November 4, 2025

To publish and protect

Head of IP Asmita Chande at Zap Energy in Everett, Washington.

Asmita Chande leads Zap's IP protection strategy while promoting innovation every day.

On any given day at Zap, team members are charting new science territory, driving to record plasma performance, or demonstrating technologies to enable the first fusion power plants.

But generating great ideas is a different task than protecting them. Ask a scientist or engineer what they think about intellectual property, and they're likely to describe bureaucratic purgatory: endless forms, legal reviews that stretch into oblivion, and policies designed to smother creativity.

Zap’s Head of IP Asmita Chande has nearly two decades of experience in global IP strategy development and patent prosecution. Most recently, she spent five years at Boeing managing a complex global patent portfolio. That background meant she was acutely aware of the risks of an overly defensive mentality.

“A company's IP culture really matters,” says Asmita Chande, Head of IP at Zap Energy.

“It can either spark well-protected innovation, or lead to a graveyard of valuable ideas.”

Close-up of several black and white awardsAI-generated content may be incorrect.
Zap’s patent portfolio spans from 1998 to the present.

Navigating the middle ground

Zap's leading position in Z-pinch fusion IP began in 1998, with patents granted to Co-Founders Uri Shumlak and Brian Nelson at the University of Washington, now exclusively licensed to Zap. Many more have been granted to Zap since its founding in 2017.

At Zap, Chande manages both defensive patent filings that protect core operations and offensive patents that have broader applicability and can add value via partnerships and licensing opportunities across broader markets.

At the same time, she also works to help guide Zap’s peer-reviewed scientific publications. These publications detail Zap’s advancements in plasma physics and fusion engineering, allowing the fusion community to review and validate technical progress. Patenting that IP before it’s the subject of publication helps protect it, while also reinforcing its legitimacy.

A person in a blue sweaterAI-generated content may be incorrect.
Trained as an engineer, Head of IP Asmita Chande is also a registered U.S. Patent Agent.

Head of Theory and Modeling Eric Meier (a patent-holder himself) is bullish on the value of publishing to build scientific credibility, help attract top talent, and open doors to industry collaborations.

"You have to communicate – the best scientists want to be part of a company where they can publish,” says Meier. “So, you always have to be on guard about revealing anything that we want to protect. It’s a balancing act, but it’s worth doing.”

Chande discusses upcoming publication plans with Eric Meier, Zap's Head of Theory & Modeling.
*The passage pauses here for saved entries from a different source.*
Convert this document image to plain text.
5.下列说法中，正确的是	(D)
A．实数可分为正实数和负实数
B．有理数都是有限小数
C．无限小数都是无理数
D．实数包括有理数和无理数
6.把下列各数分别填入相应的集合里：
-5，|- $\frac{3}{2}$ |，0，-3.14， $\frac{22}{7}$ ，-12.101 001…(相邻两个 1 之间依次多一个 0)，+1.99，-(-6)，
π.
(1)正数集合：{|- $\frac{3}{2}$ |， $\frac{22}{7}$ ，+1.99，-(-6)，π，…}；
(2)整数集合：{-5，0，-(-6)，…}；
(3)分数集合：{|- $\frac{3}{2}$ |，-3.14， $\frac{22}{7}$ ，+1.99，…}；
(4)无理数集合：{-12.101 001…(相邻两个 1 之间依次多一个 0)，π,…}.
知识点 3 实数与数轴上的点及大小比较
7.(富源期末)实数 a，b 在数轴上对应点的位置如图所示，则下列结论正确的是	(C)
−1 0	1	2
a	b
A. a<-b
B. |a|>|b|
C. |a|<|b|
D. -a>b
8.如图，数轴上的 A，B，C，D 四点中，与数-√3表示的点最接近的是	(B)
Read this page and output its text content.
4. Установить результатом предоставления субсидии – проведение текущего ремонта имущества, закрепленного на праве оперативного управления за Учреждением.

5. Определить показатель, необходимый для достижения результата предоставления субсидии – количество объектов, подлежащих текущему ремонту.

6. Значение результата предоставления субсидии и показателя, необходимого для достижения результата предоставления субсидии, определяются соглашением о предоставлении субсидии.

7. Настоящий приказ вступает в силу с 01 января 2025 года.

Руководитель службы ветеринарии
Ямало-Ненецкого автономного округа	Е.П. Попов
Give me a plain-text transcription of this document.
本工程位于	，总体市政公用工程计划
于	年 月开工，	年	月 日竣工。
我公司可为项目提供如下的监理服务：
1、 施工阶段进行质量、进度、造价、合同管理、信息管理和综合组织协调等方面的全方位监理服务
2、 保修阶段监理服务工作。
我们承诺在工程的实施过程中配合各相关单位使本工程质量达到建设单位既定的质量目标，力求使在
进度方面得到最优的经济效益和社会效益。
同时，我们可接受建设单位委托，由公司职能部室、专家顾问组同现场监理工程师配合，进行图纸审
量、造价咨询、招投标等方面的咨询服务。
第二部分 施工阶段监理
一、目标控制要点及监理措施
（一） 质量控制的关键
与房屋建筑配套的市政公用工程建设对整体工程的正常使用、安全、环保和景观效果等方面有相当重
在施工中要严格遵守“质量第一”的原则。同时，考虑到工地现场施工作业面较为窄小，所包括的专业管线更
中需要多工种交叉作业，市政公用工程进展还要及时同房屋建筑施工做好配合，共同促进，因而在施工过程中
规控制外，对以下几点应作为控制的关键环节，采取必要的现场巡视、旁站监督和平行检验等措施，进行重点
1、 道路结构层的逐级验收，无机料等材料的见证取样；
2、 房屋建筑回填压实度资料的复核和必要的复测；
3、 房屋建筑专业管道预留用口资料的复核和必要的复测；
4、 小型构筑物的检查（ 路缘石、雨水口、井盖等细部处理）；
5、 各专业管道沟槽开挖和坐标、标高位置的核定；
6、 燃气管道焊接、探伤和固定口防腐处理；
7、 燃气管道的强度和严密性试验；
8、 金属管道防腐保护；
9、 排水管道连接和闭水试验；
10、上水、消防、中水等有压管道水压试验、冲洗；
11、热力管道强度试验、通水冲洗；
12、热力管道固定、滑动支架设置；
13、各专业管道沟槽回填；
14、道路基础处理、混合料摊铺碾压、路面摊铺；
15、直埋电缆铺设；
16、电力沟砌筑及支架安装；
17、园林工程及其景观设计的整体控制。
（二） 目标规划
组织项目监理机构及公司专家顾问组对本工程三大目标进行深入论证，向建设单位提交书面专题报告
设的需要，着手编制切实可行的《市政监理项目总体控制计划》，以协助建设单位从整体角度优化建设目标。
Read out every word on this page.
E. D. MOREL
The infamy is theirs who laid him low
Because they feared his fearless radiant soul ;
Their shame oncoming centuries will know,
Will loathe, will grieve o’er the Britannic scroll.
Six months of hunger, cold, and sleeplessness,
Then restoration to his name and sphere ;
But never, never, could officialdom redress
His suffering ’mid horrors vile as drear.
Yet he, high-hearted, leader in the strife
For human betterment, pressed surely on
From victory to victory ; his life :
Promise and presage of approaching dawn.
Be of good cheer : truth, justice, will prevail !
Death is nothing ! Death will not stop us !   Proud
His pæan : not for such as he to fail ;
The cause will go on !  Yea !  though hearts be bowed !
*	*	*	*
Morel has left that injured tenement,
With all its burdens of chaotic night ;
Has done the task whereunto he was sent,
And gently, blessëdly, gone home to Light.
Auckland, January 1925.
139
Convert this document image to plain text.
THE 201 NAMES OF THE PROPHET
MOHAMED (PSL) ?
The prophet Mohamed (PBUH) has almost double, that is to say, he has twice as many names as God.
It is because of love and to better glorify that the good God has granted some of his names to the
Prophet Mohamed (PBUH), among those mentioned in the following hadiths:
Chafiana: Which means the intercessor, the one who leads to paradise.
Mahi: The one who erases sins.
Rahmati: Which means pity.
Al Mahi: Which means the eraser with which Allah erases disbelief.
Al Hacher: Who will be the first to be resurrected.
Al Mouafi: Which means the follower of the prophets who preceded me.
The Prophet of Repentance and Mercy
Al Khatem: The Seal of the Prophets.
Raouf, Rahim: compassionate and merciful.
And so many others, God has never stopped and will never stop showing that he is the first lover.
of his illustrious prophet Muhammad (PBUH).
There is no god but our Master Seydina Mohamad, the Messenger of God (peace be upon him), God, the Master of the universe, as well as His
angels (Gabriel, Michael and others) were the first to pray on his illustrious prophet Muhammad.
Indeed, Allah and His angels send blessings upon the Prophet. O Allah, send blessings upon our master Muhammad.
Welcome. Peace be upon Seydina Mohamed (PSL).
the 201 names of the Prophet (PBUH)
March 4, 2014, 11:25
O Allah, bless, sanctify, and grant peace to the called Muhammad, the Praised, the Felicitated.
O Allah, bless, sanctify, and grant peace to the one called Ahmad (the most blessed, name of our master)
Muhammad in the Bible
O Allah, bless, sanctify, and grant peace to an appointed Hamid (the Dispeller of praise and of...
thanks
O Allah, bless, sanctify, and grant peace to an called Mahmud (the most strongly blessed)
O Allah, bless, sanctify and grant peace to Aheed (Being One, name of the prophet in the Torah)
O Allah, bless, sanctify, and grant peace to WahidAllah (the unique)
Broadening the inventor base

Zap’s IP Committee tracks inventions, from initial disclosure through prosecution, carefully deciding what to patent, while maintaining both trade secret and patent portfolios. Some inventions are better shielded as trade secrets, and Zap maintains a robust pipeline of documented innovations that aren't publicly visible as patents.

“We're not filing applications just to rack up numbers,” Chande says. “Every patent we’re granted is a valuable tool that can serve our long-term business objectives. Every dollar we save on filing a patent is a dollar we can invest in another innovation."  

One of Chande's favorite initiatives was rethinking Zap’s invention disclosure process. The original approach, designed to give patent attorneys every detail needed to draft a patent application, was so onerous that it discouraged submissions. An electrical and computer science engineer by training, she worked with Zap’s IP Committee to strip it down to lower the bar for entry. She also added incentives for each disclosure: team members’ first invention disclosure earns them a bronze medallion emblazoned with a Zap fusion device. Subsequent submissions can earn silver and gold.

"The people at Zap are brilliant," she says. "When someone comes to me with an idea that they're excited about, my job is to help them protect it without slowing them down.”

Inventors who submit IP disclosures are rewarded with challenge coins.

Ideas that last

The new process is easier to navigate while still enabling systematic evaluation of inventions and alignment with business objectives. After finding the initial process daunting, Research Engineer Nathan Tripp has submitted three invention disclosures in the past year.

“Zap makes it easy to take credit for your work,” says Tripp. “And it’s exciting to imagine that many of these ideas could prove to be important for commercializing fusion.”

Even with streamlined processes, Chande concedes that good IP protection still requires a lot of paperwork. But she's seen how the right approach can make a big impact. Competitive advantages only hold their value if they’re quickly and thoroughly protected, and any number of these inventions might change the trajectory of fusion energy down the road.

"At the end of the day, getting a formally granted patent means you’ve created something deemed novel through truly rigorous examination,” Chande says. “It’s a tremendous honor. It means you've contributed something that will stick around."